The reason why the on-resistance and forward voltage are increased in Comparative Example 6 is possibly that the ohmic electrode is formed on the epitaxial layer 21, thereby increasing resistance in a transverse direction. In addition, the reason why the breakdown voltage is low in Comparative Example 6 is possibly that the GaN layer is formed on the dissimilar substrate, thereby increasing the dislocation density.

In the SBD of Invention Example 29 including the square Schottky electrode with a side of 4500 μm, differences in characteristics were increased as compared with Invention Example 28 including the small Schottky electrode with 200 μm in diameter. In Invention Example 29, substantially no decrease in breakdown voltage was observed even when the size of the Schottky electrode was increased, and forward characteristics such as a current density of 500 A/cm², a current of 100 A, an on-resistance of 5 mΩ, and a forward voltage of 1.5 V, which are good characteristics expected from a small-area electrode, could be achieved.

In Comparative Example 7 including the Schottky electrode with the same shape and the sapphire substrate, a current of only 50 A could be flowed even at an applied voltage of 5 V. This is possibly because a large-area electrode is further influenced by resistance in the transverse direction.

As described above, in this example, SBD ideal as application to electric power devices with a large current, a low on-resistance, and high breakdown voltage can be realized by using a semiconductor substrate including a GaN layer with a resistivity of as small as 10 Ω·cm or less.

In addition, SBD having the characteristics achieved by using a GaN substrate can be manufactured by bonding a GaN substrate, and the cost can be decreased.

It should be considered that the embodiments and examples disclosed here are exemplary, not limitative, in all respects.

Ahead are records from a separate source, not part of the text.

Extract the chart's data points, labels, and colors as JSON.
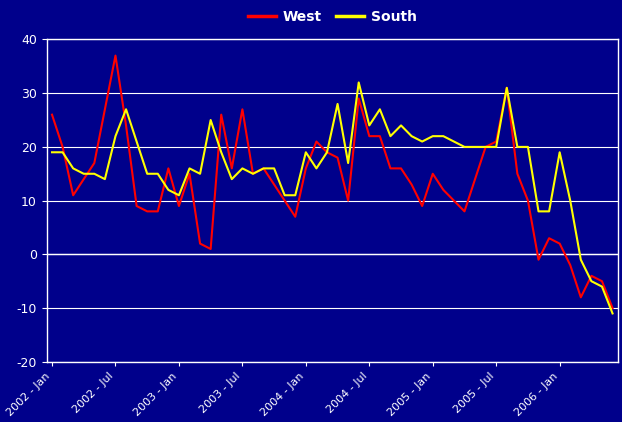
{
  "background_color": "#00008B",
  "plot_bg_color": "#00008B",
  "grid_color": "white",
  "tick_color": "white",
  "spine_color": "white",
  "ylim": [
    -20,
    40
  ],
  "yticks": [
    -20,
    -10,
    0,
    10,
    20,
    30,
    40
  ],
  "west_color": "#FF0000",
  "south_color": "#FFFF00",
  "west_label": "West",
  "south_label": "South",
  "x_labels": [
    "2002 - Jan",
    "2002 - Jul",
    "2003 - Jan",
    "2003 - Jul",
    "2004 - Jan",
    "2004 - Jul",
    "2005 - Jan",
    "2005 - Jul",
    "2006 - Jan"
  ],
  "x_tick_indices": [
    0,
    6,
    12,
    18,
    24,
    30,
    36,
    42,
    48
  ],
  "west": [
    26,
    20,
    11,
    14,
    17,
    27,
    37,
    24,
    9,
    8,
    8,
    16,
    9,
    15,
    2,
    1,
    26,
    16,
    27,
    15,
    16,
    13,
    10,
    7,
    16,
    21,
    19,
    18,
    10,
    29,
    22,
    22,
    16,
    16,
    13,
    9,
    15,
    12,
    10,
    8,
    14,
    20,
    21,
    31,
    15,
    10,
    -1,
    3,
    2,
    -2,
    -8,
    -4,
    -5,
    -10
  ],
  "south": [
    19,
    19,
    16,
    15,
    15,
    14,
    22,
    27,
    21,
    15,
    15,
    12,
    11,
    16,
    15,
    25,
    19,
    14,
    16,
    15,
    16,
    16,
    11,
    11,
    19,
    16,
    19,
    28,
    17,
    32,
    24,
    27,
    22,
    24,
    22,
    21,
    22,
    22,
    21,
    20,
    20,
    20,
    20,
    31,
    20,
    20,
    8,
    8,
    19,
    10,
    -1,
    -5,
    -6,
    -11
  ]
}
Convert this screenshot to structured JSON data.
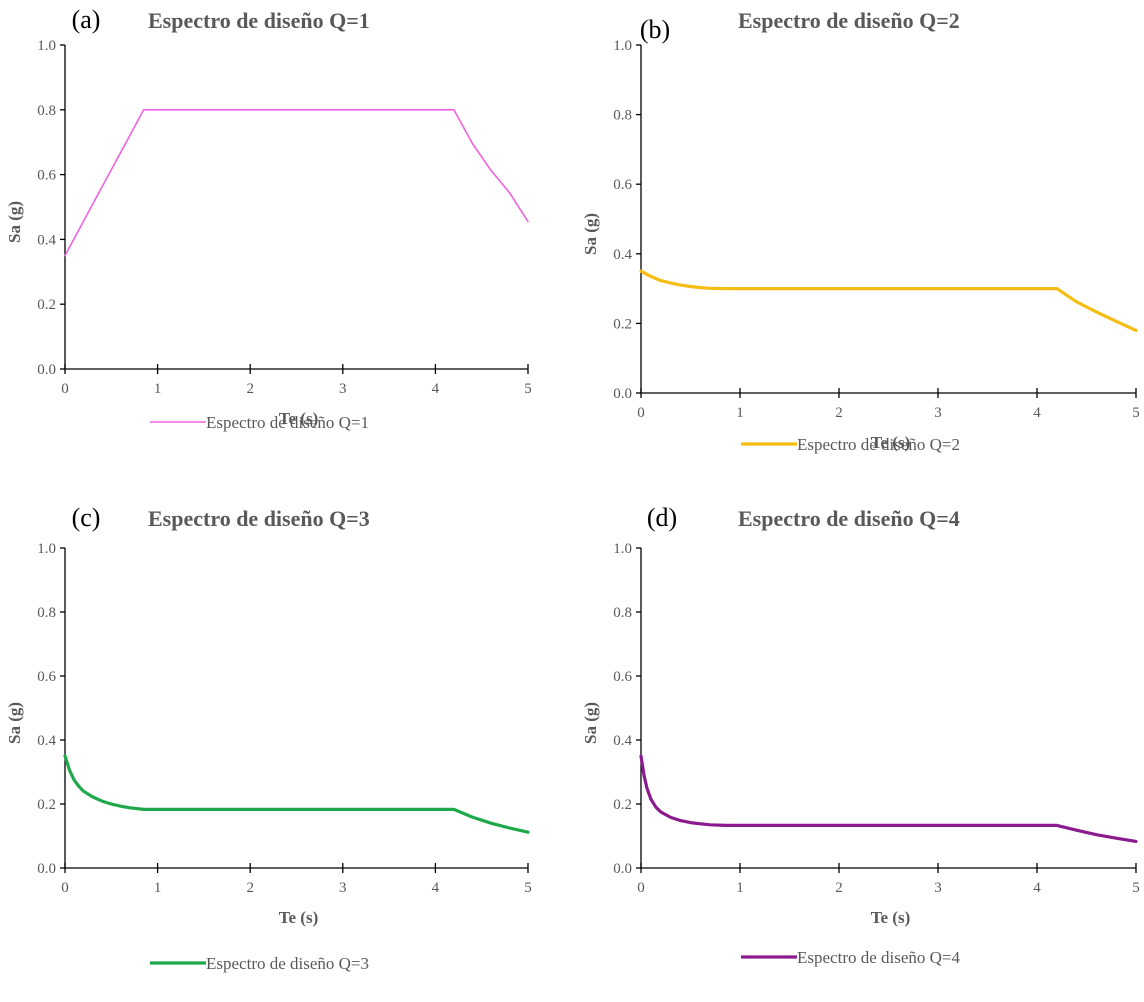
{
  "chart_data": [
    {
      "type": "line",
      "panel": "(a)",
      "title": "Espectro de diseño Q=1",
      "xlabel": "Te (s)",
      "ylabel": "Sa (g)",
      "xlim": [
        0,
        5
      ],
      "ylim": [
        0,
        1.0
      ],
      "xticks": [
        "0",
        "1",
        "2",
        "3",
        "4",
        "5"
      ],
      "yticks": [
        "0.0",
        "0.2",
        "0.4",
        "0.6",
        "0.8",
        "1.0"
      ],
      "grid": false,
      "legend_position": "bottom-center",
      "series": [
        {
          "name": "Espectro de diseño Q=1",
          "color": "#f062e0",
          "x": [
            0,
            0.2,
            0.4,
            0.6,
            0.85,
            1.5,
            2.0,
            2.5,
            3.0,
            3.5,
            4.0,
            4.2,
            4.4,
            4.6,
            4.8,
            5.0
          ],
          "y": [
            0.35,
            0.456,
            0.562,
            0.668,
            0.8,
            0.8,
            0.8,
            0.8,
            0.8,
            0.8,
            0.8,
            0.8,
            0.696,
            0.613,
            0.544,
            0.455
          ]
        }
      ]
    },
    {
      "type": "line",
      "panel": "(b)",
      "title": "Espectro de diseño Q=2",
      "xlabel": "Te (s)",
      "ylabel": "Sa (g)",
      "xlim": [
        0,
        5
      ],
      "ylim": [
        0,
        1.0
      ],
      "xticks": [
        "0",
        "1",
        "2",
        "3",
        "4",
        "5"
      ],
      "yticks": [
        "0.0",
        "0.2",
        "0.4",
        "0.6",
        "0.8",
        "1.0"
      ],
      "grid": false,
      "legend_position": "bottom-center",
      "series": [
        {
          "name": "Espectro de diseño Q=2",
          "color": "#f5bd12",
          "x": [
            0,
            0.1,
            0.2,
            0.3,
            0.4,
            0.5,
            0.6,
            0.7,
            0.85,
            1.5,
            2.5,
            3.5,
            4.2,
            4.4,
            4.6,
            4.8,
            5.0
          ],
          "y": [
            0.35,
            0.335,
            0.323,
            0.316,
            0.31,
            0.306,
            0.303,
            0.301,
            0.3,
            0.3,
            0.3,
            0.3,
            0.3,
            0.262,
            0.233,
            0.206,
            0.18
          ]
        }
      ]
    },
    {
      "type": "line",
      "panel": "(c)",
      "title": "Espectro de diseño Q=3",
      "xlabel": "Te (s)",
      "ylabel": "Sa (g)",
      "xlim": [
        0,
        5
      ],
      "ylim": [
        0,
        1.0
      ],
      "xticks": [
        "0",
        "1",
        "2",
        "3",
        "4",
        "5"
      ],
      "yticks": [
        "0.0",
        "0.2",
        "0.4",
        "0.6",
        "0.8",
        "1.0"
      ],
      "grid": false,
      "legend_position": "bottom-center",
      "series": [
        {
          "name": "Espectro de diseño Q=3",
          "color": "#1ea84a",
          "x": [
            0,
            0.05,
            0.1,
            0.15,
            0.2,
            0.3,
            0.4,
            0.5,
            0.6,
            0.7,
            0.85,
            1.5,
            2.5,
            3.5,
            4.2,
            4.4,
            4.6,
            4.8,
            5.0
          ],
          "y": [
            0.35,
            0.305,
            0.274,
            0.255,
            0.24,
            0.222,
            0.209,
            0.2,
            0.193,
            0.188,
            0.183,
            0.183,
            0.183,
            0.183,
            0.183,
            0.159,
            0.14,
            0.125,
            0.112
          ]
        }
      ]
    },
    {
      "type": "line",
      "panel": "(d)",
      "title": "Espectro de diseño Q=4",
      "xlabel": "Te (s)",
      "ylabel": "Sa (g)",
      "xlim": [
        0,
        5
      ],
      "ylim": [
        0,
        1.0
      ],
      "xticks": [
        "0",
        "1",
        "2",
        "3",
        "4",
        "5"
      ],
      "yticks": [
        "0.0",
        "0.2",
        "0.4",
        "0.6",
        "0.8",
        "1.0"
      ],
      "grid": false,
      "legend_position": "bottom-center",
      "series": [
        {
          "name": "Espectro de diseño Q=4",
          "color": "#8c1a8f",
          "x": [
            0,
            0.03,
            0.06,
            0.1,
            0.15,
            0.2,
            0.3,
            0.4,
            0.5,
            0.6,
            0.7,
            0.85,
            1.5,
            2.5,
            3.5,
            4.2,
            4.4,
            4.6,
            4.8,
            5.0
          ],
          "y": [
            0.35,
            0.29,
            0.25,
            0.215,
            0.19,
            0.175,
            0.158,
            0.148,
            0.142,
            0.138,
            0.135,
            0.133,
            0.133,
            0.133,
            0.133,
            0.133,
            0.118,
            0.104,
            0.093,
            0.083
          ]
        }
      ]
    }
  ]
}
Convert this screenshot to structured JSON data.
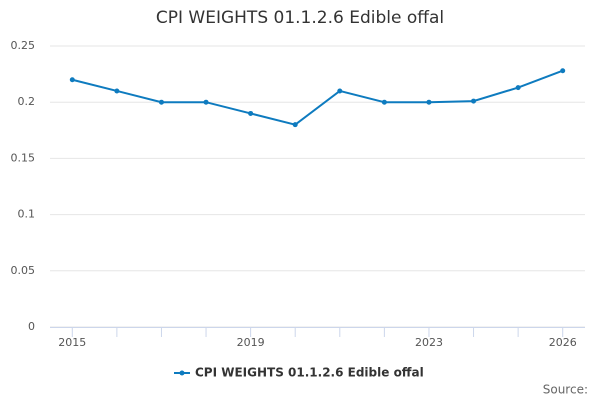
{
  "chart_data": {
    "type": "line",
    "title": "CPI WEIGHTS 01.1.2.6 Edible offal",
    "x": [
      2015,
      2016,
      2017,
      2018,
      2019,
      2020,
      2021,
      2022,
      2023,
      2024,
      2025,
      2026
    ],
    "series": [
      {
        "name": "CPI WEIGHTS 01.1.2.6 Edible offal",
        "color": "#0e7bbf",
        "values": [
          0.22,
          0.21,
          0.2,
          0.2,
          0.19,
          0.18,
          0.21,
          0.2,
          0.2,
          0.201,
          0.213,
          0.228
        ]
      }
    ],
    "xlim": [
      2014.5,
      2026.5
    ],
    "xticks": [
      2015,
      2019,
      2023,
      2026
    ],
    "ylim": [
      0,
      0.25
    ],
    "yticks": [
      0,
      0.05,
      0.1,
      0.15,
      0.2,
      0.25
    ],
    "grid": true,
    "legend": "bottom",
    "source": "Source:"
  }
}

The scope of the present invention is indicated by the claims, not the above-described embodiments, and is intended to include meanings equivalent to the claims and any modifications within the scope.

Claims

1. A method for manufacturing a semiconductor substrate comprising:

a step of preparing a nitride substrate having a principal surface and a back surface opposite to the principal surface;

a step of implanting ions of a light element into the back surface of the nitride substrate;

a step of bonding the back surface of the nitride substrate to a dissimilar substrate to form a bonded substrate;

a step of separating a portion of the nitride substrate from the bonded substrate to form a laminated substrate including the dissimilar substrate and a nitride layer; and

a step of heat-treating the laminated substrate at a temperature over 700° C.

2. The method for manufacturing a semiconductor substrate according to claim 1, wherein in the heat treatment step, heat treatment is performed at a temperature of 1500° C. or less.

3. The method for manufacturing a semiconductor substrate according to claim 1, wherein the heat treatment step is performed in an atmosphere containing nitrogen atoms.

4. The method for manufacturing a semiconductor substrate according to claim 1, wherein in the ion implantation step, the ions are implanted in a dose of 1×1017 cm−2 or more and 1×1018 cm−2 or less.

5. A method for manufacturing a semiconductor device comprising:

a step of manufacturing a semiconductor substrate by the method for manufacturing a semiconductor substrate according to claim 1;

a step of forming an epitaxial layer on the semiconductor substrate; and

a step of forming an electrode on the epitaxial layer.

6. A semiconductor substrate comprising:

a dissimilar substrate; and

a nitride layer formed on the dissimilar substrate,

wherein the nitride layer has a resistivity of 10 Ω·cm or less.

7. A semiconductor device comprising:

the semiconductor substrate according to claim 6;

an epitaxial layer formed on the semiconductor substrate; and

an electrode formed on the epitaxial layer.